On 4/22/19 11:29 AM, Liam Miller-Cushon wrote:
Please consider this proposal for a library to help implement equals and
hashCode.

The doc includes a discussion of the motivation for adding such an API to
the JDK, a map of the design space, and some thoughts on the subset of that
space which might be most interesting:

http://cr.openjdk.java.net/~cushon/amber/equivalence.html

Hi Liam,

Thanks for the discussion here. I don't have many specific points to add at the moment, but as you probably know, this has been discussed before. I think it would be useful to add links to those previous discussions to help comparison and analysis.

There are a couple RFEs in JIRA that cover this and related topics:

    JDK-4771660 (coll) Comparator, Comparable, Identity, and Equivalence
    JDK-6270657 (coll) remove/contains and "Equators" other than .equals()

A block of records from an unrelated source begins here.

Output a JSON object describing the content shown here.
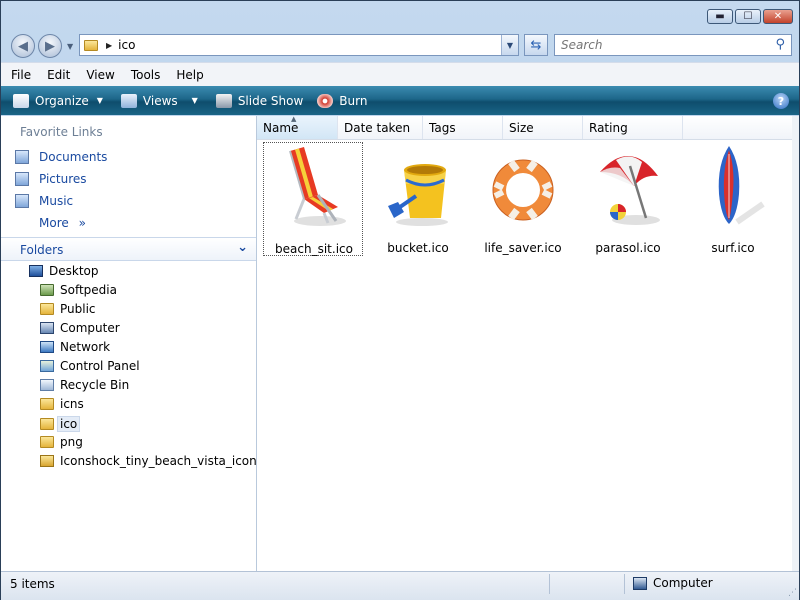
{
  "window": {
    "buttons": {
      "minimize": "▬",
      "maximize": "☐",
      "close": "✕"
    }
  },
  "nav": {
    "back_icon": "back-arrow-icon",
    "forward_icon": "forward-arrow-icon",
    "address_path": "ico",
    "search_placeholder": "Search"
  },
  "menu": [
    "File",
    "Edit",
    "View",
    "Tools",
    "Help"
  ],
  "commands": {
    "organize": "Organize",
    "views": "Views",
    "slideshow": "Slide Show",
    "burn": "Burn"
  },
  "favorites": {
    "title": "Favorite Links",
    "items": [
      "Documents",
      "Pictures",
      "Music"
    ],
    "more": "More",
    "more_glyph": "»"
  },
  "folders": {
    "title": "Folders",
    "tree": [
      {
        "label": "Desktop",
        "icon": "desktop-icon"
      },
      {
        "label": "Softpedia",
        "icon": "folder-icon"
      },
      {
        "label": "Public",
        "icon": "folder-icon"
      },
      {
        "label": "Computer",
        "icon": "computer-icon"
      },
      {
        "label": "Network",
        "icon": "network-icon"
      },
      {
        "label": "Control Panel",
        "icon": "control-panel-icon"
      },
      {
        "label": "Recycle Bin",
        "icon": "recycle-bin-icon"
      },
      {
        "label": "icns",
        "icon": "folder-icon"
      },
      {
        "label": "ico",
        "icon": "folder-icon",
        "selected": true
      },
      {
        "label": "png",
        "icon": "folder-icon"
      },
      {
        "label": "Iconshock_tiny_beach_vista_icons.zip",
        "icon": "zip-folder-icon"
      }
    ]
  },
  "columns": [
    "Name",
    "Date taken",
    "Tags",
    "Size",
    "Rating"
  ],
  "files": [
    {
      "name": "beach_sit.ico",
      "icon": "beach-chair-icon"
    },
    {
      "name": "bucket.ico",
      "icon": "bucket-icon"
    },
    {
      "name": "life_saver.ico",
      "icon": "life-saver-icon"
    },
    {
      "name": "parasol.ico",
      "icon": "parasol-icon"
    },
    {
      "name": "surf.ico",
      "icon": "surfboard-icon"
    }
  ],
  "status": {
    "count": "5 items",
    "zone": "Computer"
  },
  "colors": {
    "command_bar": "#1d6689",
    "link_blue": "#1a4aa0"
  }
}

Note these are filed under the collections subcomponent since that's where most of the use cases seem to fall, e.g., for set.contains(obj) [unless the set is a SortedSet, blah blah blah].

I think the Odersky article about Java equals() methods that was referred to elsewhere is this one:

    https://www.artima.com/lejava/articles/equality.html

On hashing, the base-31 polynomial is certainly "traditional" but it's not without faults. John Rose wrote up a bunch of notes in the form of a draft JEP;

    JDK-8201462 Better hash codes

I don't know if this is going anywhere as a JEP at the moment, but it certainly points out that we can do better by default than the base-31 formula.

Finally, I agree that the hash function should be left unspecified, but if it has a well-known and predictable implementation, it will shortly become the "de facto" specification and will be very difficult to change in the future. I'm therefore in favor of more aggressive approaches to create a defensible space for future changes. This might include randomization, perhaps on by default, perhaps opt-out, or possibly something else.